Dúvidas frequentes
Como funciona, quanto custa e o que esperar de um recurso.
Vale a pena?
Isso funciona mesmo? Qual a chance de anular a minha multa?
Funciona — e dá para conferir por fora.
A CET-SP publicou, por Lei de Acesso à Informação, o resultado de todos os recursos que julgou entre 2022 e 2025: 476 mil defesas prévias e 321 mil recursos à JARI.
Nesses números, mais da metade dos recursos foi deferida — 55,1% em defesa prévia e 59,7% na JARI. Em algumas infrações a taxa é bem maior:
- restrição de circulação por local e horário — 79,6% deferidos
- rodízio municipal — 76,8% deferidos
- restrição de circulação para caminhão, na JARI — 64,7% deferidos
Duas ressalvas honestas. Primeiro: esses são os números de todo mundo que recorreu, por conta própria ou com ajuda — não são os nossos. Segundo: ninguém pode prometer resultado, porque a decisão é sempre do órgão.
O que esses dados mostram é outra coisa, e é o que importa: recorrer não é perda de tempo. A maior parte das pessoas que recorre na CET-SP consegue.
Fonte: CET-SP, LAI PR 95404, decisões de 2022 a 2025.
Quanto custa?
O recurso sai por R$19,90 ou R$39,90 — o trabalho é exatamente o mesmo nos dois.
A gente cobra menos quando a probabilidade de anular a multa fica abaixo de 50%. Quem define isso é a análise, não a gente.
O diagnóstico é gratuito e mostra o seu preço antes de você decidir qualquer coisa.

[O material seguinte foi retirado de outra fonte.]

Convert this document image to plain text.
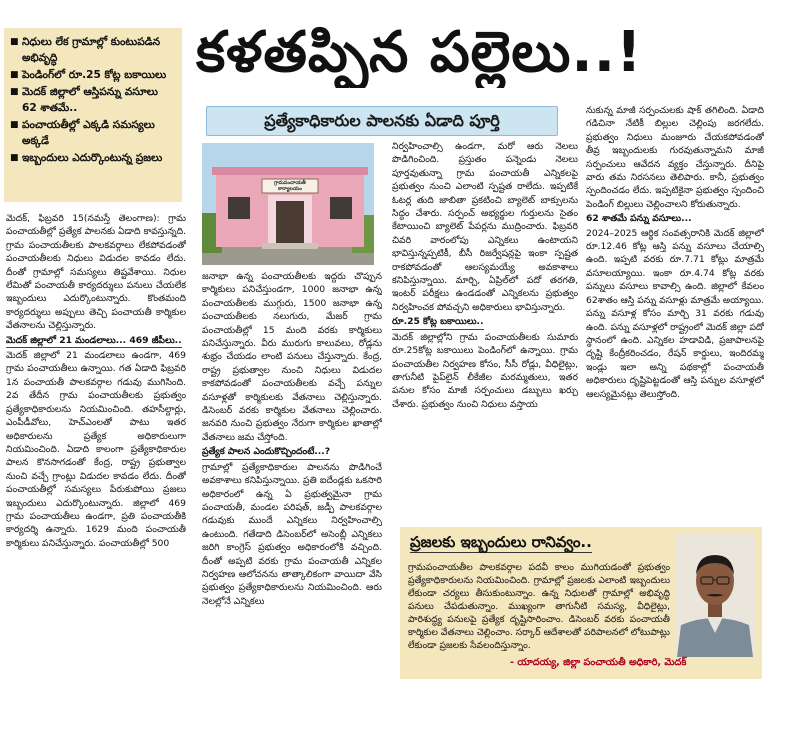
■ నిధులు లేక గ్రామాల్లో కుంటుపడిన అభివృద్ధి
■ పెండింగ్‌లో రూ.25 కోట్ల బకాయిలు
■ మెదక్ జిల్లాలో ఆస్తిపన్ను వసూలు 62 శాతమే..
■ పంచాయతీల్లో ఎక్కడి సమస్యలు అక్కడే
■ ఇబ్బందులు ఎదుర్కొంటున్న ప్రజలు
కళతప్పిన పల్లెలు..!
ప్రత్యేకాధికారుల పాలనకు ఏడాది పూర్తి
గ్రామపంచాయతీ కార్యాలయం

మెదక్, ఫిబ్రవరి 15(నమస్తే తెలంగాణ): గ్రామ పంచాయతీల్లో ప్రత్యేక పాలనకు ఏడాది కావస్తున్నది. గ్రామ పంచాయతీలకు పాలకవర్గాలు లేకపోవడంతో పంచాయతీలకు నిధులు విడుదల కావడం లేదు. దీంతో గ్రామాల్లో సమస్యలు తిష్టవేశాయి. నిధుల లేమితో పంచాయతీ కార్యదర్శులు పనులు చేయలేక ఇబ్బందులు ఎదుర్కొంటున్నారు. కొంతమంది కార్యదర్శులు అప్పులు తెచ్చి పంచాయతీ కార్మికుల వేతనాలను చెల్లిస్తున్నారు.

మెదక్ జిల్లాలో 21 మండలాలు... 469 జీపీలు..

మెదక్ జిల్లాలో 21 మండలాలు ఉండగా, 469 గ్రామ పంచాయతీలు ఉన్నాయి. గత ఏడాది ఫిబ్రవరి 1న పంచాయతీ పాలకవర్గాల గడువు ముగిసింది. 2వ తేదీన గ్రామ పంచాయతీలకు ప్రభుత్వం ప్రత్యేకాధికారులను నియమించింది. తహసీల్దార్లు, ఎంపీడీవోలు, హెచ్‌ఎంలతో పాటు ఇతర అధికారులను ప్రత్యేక అధికారులుగా నియమించింది. ఏడాది కాలంగా ప్రత్యేకాధికారుల పాలన కొనసాగడంతో కేంద్ర, రాష్ట్ర ప్రభుత్వాల నుంచి వచ్చే గ్రాంట్లు విడుదల కావడం లేదు. దీంతో పంచాయతీల్లో సమస్యలు పేరుకుపోయి ప్రజలు ఇబ్బందులు ఎదుర్కొంటున్నారు. జిల్లాలో 469 గ్రామ పంచాయతీలు ఉండగా, ప్రతి పంచాయతీకి కార్యదర్శి ఉన్నారు. 1629 మంది పంచాయతీ కార్మికులు పనిచేస్తున్నారు. పంచాయతీల్లో 500

జనాభా ఉన్న పంచాయతీలకు ఇద్దరు చొప్పున కార్మికులు పనిచేస్తుండగా, 1000 జనాభా ఉన్న పంచాయతీలకు ముగ్గురు, 1500 జనాభా ఉన్న పంచాయతీలకు నలుగురు, మేజర్ గ్రామ పంచాయతీల్లో 15 మంది వరకు కార్మికులు పనిచేస్తున్నారు. వీరు మురుగు కాలువలు, రోడ్లను శుభ్రం చేయడం లాంటి పనులు చేస్తున్నారు. కేంద్ర, రాష్ట్ర ప్రభుత్వాల నుంచి నిధులు విడుదల కాకపోవడంతో పంచాయతీలకు వచ్చే పన్నుల వసూళ్లతో కార్మికులకు వేతనాలు చెల్లిస్తున్నారు. డిసెంబర్ వరకు కార్మికుల వేతనాలు చెల్లించారు. జనవరి నుంచి ప్రభుత్వం నేరుగా కార్మికుల ఖాతాల్లో వేతనాలు జమ చేస్తోంది.

ప్రత్యేక పాలన ఎందుకొచ్చిందంటే...?

గ్రామాల్లో ప్రత్యేకాధికారుల పాలనను పొడిగించే అవకాశాలు కనిపిస్తున్నాయి. ప్రతి ఐదేండ్లకు ఒకసారి అధికారంలో ఉన్న ఏ ప్రభుత్వమైనా గ్రామ పంచాయతీ, మండల పరిషత్, జడ్పీ పాలకవర్గాల గడువుకు ముందే ఎన్నికలు నిర్వహించాల్సి ఉంటుంది. గతేడాది డిసెంబర్‌లో అసెంబ్లీ ఎన్నికలు జరిగి కాంగ్రెస్ ప్రభుత్వం అధికారంలోకి వచ్చింది. దీంతో అప్పటి వరకు గ్రామ పంచాయతీ ఎన్నికల నిర్వహణ ఆలోచనను తాత్కాలికంగా వాయిదా వేసి ప్రభుత్వం ప్రత్యేకాధికారులను నియమించింది. ఆరు నెలల్లోనే ఎన్నికలు

నిర్వహించాల్సి ఉండగా, మరో ఆరు నెలలు పొడిగించింది. ప్రస్తుతం పన్నెండు నెలలు పూర్తవుతున్నా గ్రామ పంచాయతీ ఎన్నికలపై ప్రభుత్వం నుంచి ఎలాంటి స్పష్టత రాలేదు. ఇప్పటికే ఓటర్ల తుది జాబితా ప్రకటించి బ్యాలెట్ బాక్సులను సిద్ధం చేశారు. సర్పంచ్ అభ్యర్థుల గుర్తులను సైతం కేటాయించి బ్యాలెట్ పేపర్లను ముద్రించారు. ఫిబ్రవరి చివరి వారంలోపు ఎన్నికలు ఉంటాయని భావిస్తున్నప్పటికీ, బీసీ రిజర్వేషన్లపై ఇంకా స్పష్టత రాకపోవడంతో ఆలస్యమయ్యే అవకాశాలు కనిపిస్తున్నాయి. మార్చి, ఏప్రిల్‌లో పదో తరగతి, ఇంటర్ పరీక్షలు ఉండడంతో ఎన్నికలను ప్రభుత్వం నిర్వహించక పోవచ్చని అధికారులు భావిస్తున్నారు.

రూ.25 కోట్ల బకాయిలు..

మెదక్ జిల్లాల్లోని గ్రామ పంచాయతీలకు సుమారు రూ.25కోట్ల బకాయిలు పెండింగ్‌లో ఉన్నాయి. గ్రామ పంచాయతీల నిర్వహణ కోసం, సీసీ రోడ్లు, వీధిలైట్లు, తాగునీటి పైప్‌లైన్ లీకేజీల మరమ్మతులు, ఇతర పనుల కోసం మాజీ సర్పంచులు డబ్బులు ఖర్చు చేశారు. ప్రభుత్వం నుంచి నిధులు వస్తాయ

నుకున్న మాజీ సర్పంచులకు షాక్ తగిలింది. ఏడాది గడిచినా నేటికీ బిల్లుల చెల్లింపు జరగలేదు. ప్రభుత్వం నిధులు మంజూరు చేయకపోవడంతో తీవ్ర ఇబ్బందులకు గురవుతున్నామని మాజీ సర్పంచులు ఆవేదన వ్యక్తం చేస్తున్నారు. దీనిపై వారు తమ నిరసనలు తెలిపారు. కానీ, ప్రభుత్వం స్పందించడం లేదు. ఇప్పటికైనా ప్రభుత్వం స్పందించి పెండింగ్ బిల్లులు చెల్లించాలని కోరుతున్నారు.

62 శాతమే పన్ను వసూలు...

2024–2025 ఆర్థిక సంవత్సరానికి మెదక్ జిల్లాలో రూ.12.46 కోట్ల ఆస్తి పన్ను వసూలు చేయాల్సి ఉంది. ఇప్పటి వరకు రూ.7.71 కోట్లు మాత్రమే వసూలయ్యాయి. ఇంకా రూ.4.74 కోట్ల వరకు పన్నులు వసూలు కావాల్సి ఉంది. జిల్లాలో కేవలం 62శాతం ఆస్తి పన్ను వసూళ్లు మాత్రమే అయ్యాయి. పన్ను వసూళ్ల కోసం మార్చి 31 వరకు గడువు ఉంది. పన్ను వసూళ్లలో రాష్ట్రంలో మెదక్ జిల్లా పదో స్థానంలో ఉంది. ఎన్నికల హడావిడి, ప్రజాపాలనపై దృష్టి కేంద్రీకరించడం, రేషన్ కార్డులు, ఇందిరమ్మ ఇండ్లు ఇలా అన్ని పథకాల్లో పంచాయతీ అధికారులు దృష్టిపెట్టడంతో ఆస్తి పన్నుల వసూళ్లలో ఆలస్యమైనట్లు తెలుస్తోంది.

ప్రజలకు ఇబ్బందులు రానివ్వం..
గ్రామపంచాయతీల పాలకవర్గాల పదవీ కాలం ముగియడంతో ప్రభుత్వం ప్రత్యేకాధికారులను నియమించింది. గ్రామాల్లో ప్రజలకు ఎలాంటి ఇబ్బందులు లేకుండా చర్యలు తీసుకుంటున్నాం. ఉన్న నిధులతో గ్రామాల్లో అభివృద్ధి పనులు చేపడుతున్నాం. ముఖ్యంగా తాగునీటి సమస్య, వీధిలైట్లు, పారిశుద్ధ్య పనులపై ప్రత్యేక దృష్టిసారించాం. డిసెంబర్ వరకు పంచాయతీ కార్మికుల వేతనాలు చెల్లించాం. సర్కార్ ఆదేశాలతో పరిపాలనలో లోటుపాట్లు లేకుండా ప్రజలకు సేవలందిస్తున్నాం.
- యాదయ్య, జిల్లా పంచాయతీ అధికారి, మెదక్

Você só paga se quiser seguir.
Existe também o Plano Risco Zero, com uma lógica diferente — explicado logo abaixo.
O que é o Plano Risco Zero?
É o plano em que o risco do resultado é nosso, não seu.
Em vez de pagar uma taxa, você deposita o valor da multa como caução. O que acontece depois depende do resultado:
| Momento | O que acontece |
|---|---|
| Na contratação | Você paga o valor da multa como caução |
| Se o recurso for aceito | A multa é cancelada. A caução fica com a gente como taxa do serviço |
| Se o recurso for negado | Devolvemos 100% da caução e pagamos a sua multa junto ao órgão, com os juros — tudo em até 15 dias úteis |
Comparando os três cenários numa multa gravíssima de R$293,47:
| Cenário | Quanto você desembolsa | Pontos na CNH |
|---|---|---|
| Não fazer nada | R$293,47 | +7 |
| Risco Zero, recurso aceito | R$293,47 | 0 |
| Risco Zero, recurso negado | R$0 | +7 |
Repare na última linha: se a gente perde, você não paga nada. Nem a multa, nem a taxa.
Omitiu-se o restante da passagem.